The actual brownstone aside, Efron says her children are fans of the at-home art gallery setup. “They think it’s kind of cool,” she says.
And visitors are just as keen on the gallery being in her brownstone. “They love that they’re not in some four-walled, white-walled sterile room,” she says. “Some people are afraid to go into a gallery; they feel like they don’t belong.”
Efron says she has no plans to change her work-at-home lifestyle. “I would hate it if I had to go to an office every day,” she says.
“It’s nice to be home at 3 p.m. when the kids come home. I can give them a snack, hang out with them and then go back to work. That way, I don’t feel like my kids are growing up without me being around.”
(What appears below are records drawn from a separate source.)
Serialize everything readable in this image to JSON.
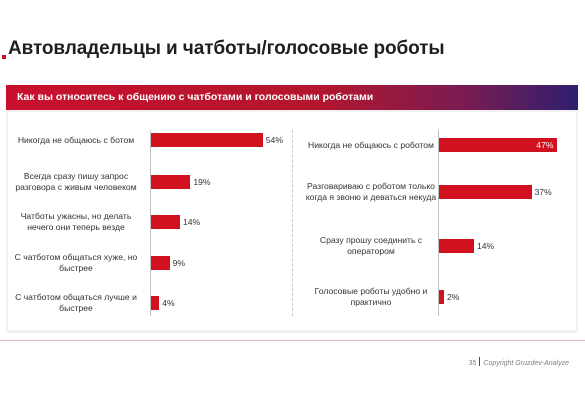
{
  "slide": {
    "title": "Автовладельцы и чатботы/голосовые роботы",
    "banner": "Как вы относитесь к общению с чатботами и голосовыми роботами",
    "page_number": "35",
    "copyright": "Copyright Gruzdev-Analyze"
  },
  "chart_data": [
    {
      "type": "bar",
      "orientation": "horizontal",
      "categories": [
        "Никогда не общаюсь с ботом",
        "Всегда сразу пишу запрос разговора с живым человеком",
        "Чатботы ужасны, но делать нечего они теперь везде",
        "С чатботом общаться хуже, но быстрее",
        "С чатботом общаться лучше и быстрее"
      ],
      "values": [
        54,
        19,
        14,
        9,
        4
      ],
      "value_labels": [
        "54%",
        "19%",
        "14%",
        "9%",
        "4%"
      ],
      "unit": "%",
      "xlim": [
        0,
        60
      ],
      "grid": false,
      "colors": {
        "bar": "#d0111f"
      }
    },
    {
      "type": "bar",
      "orientation": "horizontal",
      "categories": [
        "Никогда не общаюсь с роботом",
        "Разговариваю с роботом только когда я звоню и деваться некуда",
        "Сразу прошу соединить с оператором",
        "Голосовые роботы удобно и практично"
      ],
      "values": [
        47,
        37,
        14,
        2
      ],
      "value_labels": [
        "47%",
        "37%",
        "14%",
        "2%"
      ],
      "unit": "%",
      "xlim": [
        0,
        50
      ],
      "grid": false,
      "colors": {
        "bar": "#d0111f"
      }
    }
  ]
}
PHOTOS: Annie Wermiel/NY Post; STYLING: Brice Gaillard/ThePropStylist.com
NYC’s HOMIEST MUSEUMS
A handful of other New Yorkers also operate galleries and museums in their homes. Here’s a trio of appointment-only venues worth visiting:
Rabbi Shaul Shimon Deutsch pays homage to the animals cited in the Torah in his Borough Park row house. His collection features more than 300 taxidermied animals, including oxen, lambs and lions (877-752-6286).
The Troll Museum
Located in the sixth-floor Lower East Side walk-up of performance artist Reverend Jen, this eclectic space features a dizzying collection of vintage trolls and troll memorabilia (212-560-7235).
The Tonya Harding & Nancy Kerrigan 1994 Museum
Matt Harkins and Viviana Olen pay homage to the skating nemeses in the hall of their Williamsburg apartment, with artifacts like a scoring sheet from the 1994 championship, and a diorama of Harding doing a triple axel jump.